Tuesday, March 25, 2008

Wasted youth

I earlier mentioned that we visited the New York Public Library a week ago Saturday. Actually, brother Tom had a quick bit of touristing planned for us, primarily because we didn't have a lot of time. I mentioned the books we saw, but I failed to talk about a huge exhibit that the NYPL was sponsoring.
It was a very detailed retrospective on the "beat" author Jack Kerouac. Confession time, here. I have read no Jack Kerouac, and could care less about "the beats". Among the authors I've never read would include Gregory Corso, Gary Snyder, and William Burroughs.(I only wish I could say that about Edgar Rice Burroughs). I did once read Howl, by William Ginsberg, but it didn't make any sense to me. So, I'm no hipster, not a beatnik in any way, shape, or form.
The exhibit was nevertheless quite interesting. Detailed examples of the various notebooks, note-cards, teletype paper, and regular typing paper that he apparently wrote and typed on from morning to night, based on how much of it was on display. Interestingly enough, this supposed master of just writing whatever came to his mind, actually wrote, rewrote, and rewrote again.

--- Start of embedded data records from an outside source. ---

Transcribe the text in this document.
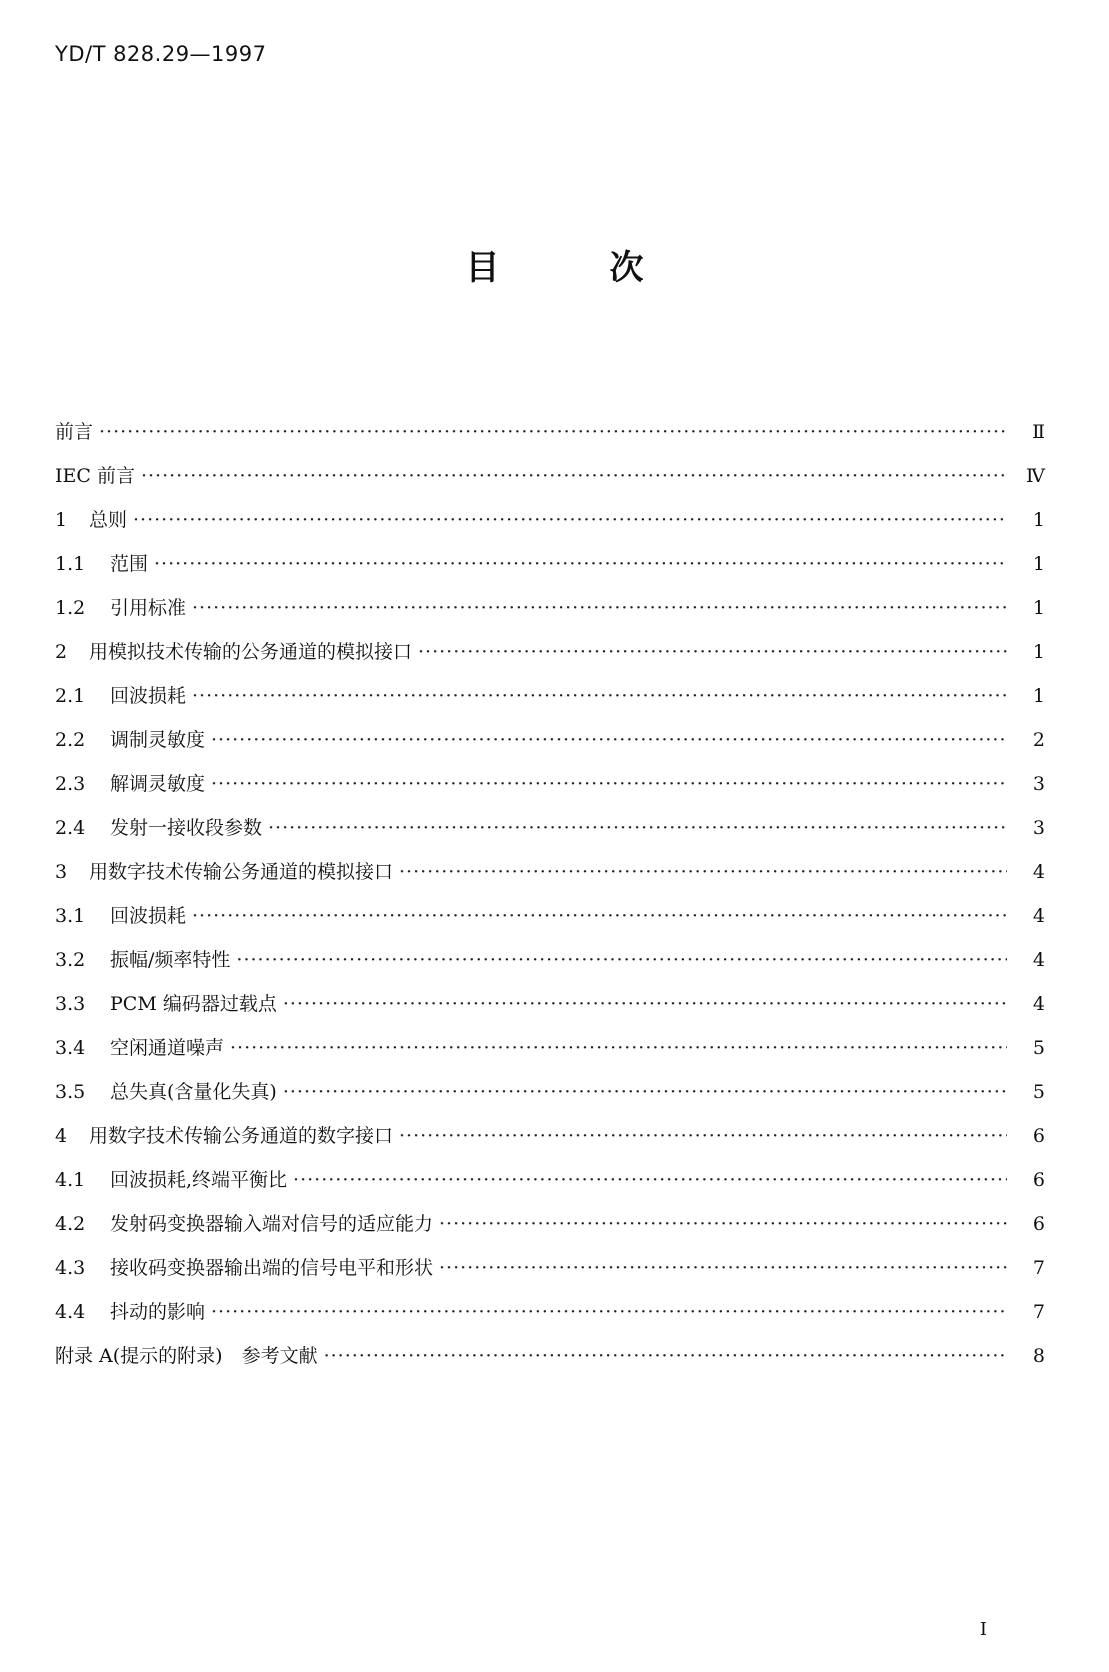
YD/T 828.29—1997
目	次
前言 ·····	Ⅱ
IEC 前言 ·····	Ⅳ
1	总则 ·····	1
1.1	范围 ·····	1
1.2	引用标准 ·····	1
2	用模拟技术传输的公务通道的模拟接口 ·····	1
2.1	回波损耗 ·····	1
2.2	调制灵敏度 ·····	2
2.3	解调灵敏度 ·····	3
2.4	发射一接收段参数 ·····	3
3	用数字技术传输公务通道的模拟接口 ·····	4
3.1	回波损耗 ·····	4
3.2	振幅/频率特性 ·····	4
3.3	PCM 编码器过载点 ·····	4
3.4	空闲通道噪声 ·····	5
3.5	总失真(含量化失真) ·····	5
4	用数字技术传输公务通道的数字接口 ·····	6
4.1	回波损耗,终端平衡比 ·····	6
4.2	发射码变换器输入端对信号的适应能力 ·····	6
4.3	接收码变换器输出端的信号电平和形状 ·····	7
4.4	抖动的影响 ·····	7
附录 A(提示的附录)　参考文献 ·····	8
I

There are multiple copies, all different, of all his major works.
Anyway, we're having a great time, eavesdropping as a pair of docents led big groups through the room, with Tom and Maureen, literary snobs that they are, comparing notes on Kerouac's writings that they of course had actually read, when my cell-phone, against all likelihood as well as rules, rang. I must admit my cell rarely rings. So I took this very important call, and slipped outside to make the equally important call the first call caused. You are supposed to note the irony in the previous sentence.
When I went back in, I find my group convulsed in laughter, gesturing madly to get me to come to the only corner of the exhibit that I had not examined.
Even though Easter is passed, I find myself preparing for my second confession in one blog post. Now the first one wasn't a real apology or confession, because I feel no remorse at all over not reading the beats. This one is much more significant, in that, while I'm not exactly remorseful, it still is not something I have been in the least willing to let anyone know about. My siblings, spouse, and children know, and I figure Kevin does, but otherwise it has been lost in the fog of the past.
Here it is. I wasted significant amounts of time, probably about fifty hours a week, during the years we used to call junior high. I know it is now middle school, but in the very early sixties, it was junior high. My childhood fascination was baseball, and what I did, along with my best mate from those days, Mike Jackson(who is fond these days about calling himself the "real Michael Jackson") was create a fantasy baseball game using dice. We played hundreds of thousands of games, keeping detailed statistics. We had seasons, playoffs, and World Series. Drafts were serious affairs. and trades of one player for another often included real assets. I got my favorite ever baseball bat, a 32 inch, 32 ounce Al Kaline model in a trade for a player I had that someone else wanted.(this bat eventually was stained and taped and became, until we were caught, illegally used in a fast-pitch softball league nearly a decade later) It was about ten of us who would meet on summer afternoons in Jerry Morgan's basement-my best guess is that was the coolest place we had access to- and played entire seasons in a week or two.
I must enhance my confession. Our game was distressingly simple. We must have made a decision to keep it simple, probably so it was easier to draft other wayward boys into our wayward ways, or maybe because we were 12 years old. I have since worked out in my mind, any number of significant improvements, either using twelve and/or twenty sided dice, or different colored dice. Any of these could have created a statistically sound, maybe even fun game. But, no , we kept in minimalist, before we knew what that meant.
So, in the corner of the Kerouac exhibit, was HIS fantasy baseball game, about a thousand times more detailed than ours. Instead of dice, he used 55 cards he lifted from his Dad's print-shop. He had entire seasons, fantasy teams(one league was named after cars, another colors) logos. I wouldn't have been surprised had he designed t-shirts. He did this when he was eleven years old. Later on, he created a fantasy horse racing game, something we were never tempted to do. I am left to think that not only were we not original, we were also pikers in virtually every aspect. Purely second rate.
Now I have to decide if this is enough to get me to read any Kerouac.

2 comments:

Anonymous said...

Interestingly enough I have just read "on the Road" by Kerouac.

Somewhere I have a sheet of paper in Joe's handwriting that lays out the various combinations of the dice for dice baseball. It will find its way to Cooperstown at some point.

I was a Johnny come lately to the game, but I had a serious lineup that included both Rod Carew and Mary Decker (pre Tabb or slaney).It is a game that you can almost do in the dark, but is much more fun when you can put a lineup together.

Anonymous said...

Actually, being a literary snob, I say give the Kerouac a pass. Although I guess "On the Road" is all right; the exhibit and fantasy baseball game was about a thousand times more interesting than anything I've read by him.
Also, the "literary snobs" were not so much comparing notes on books we'd read but rather checking out the corner of the exhibit that included a box of Kerouac's Valium.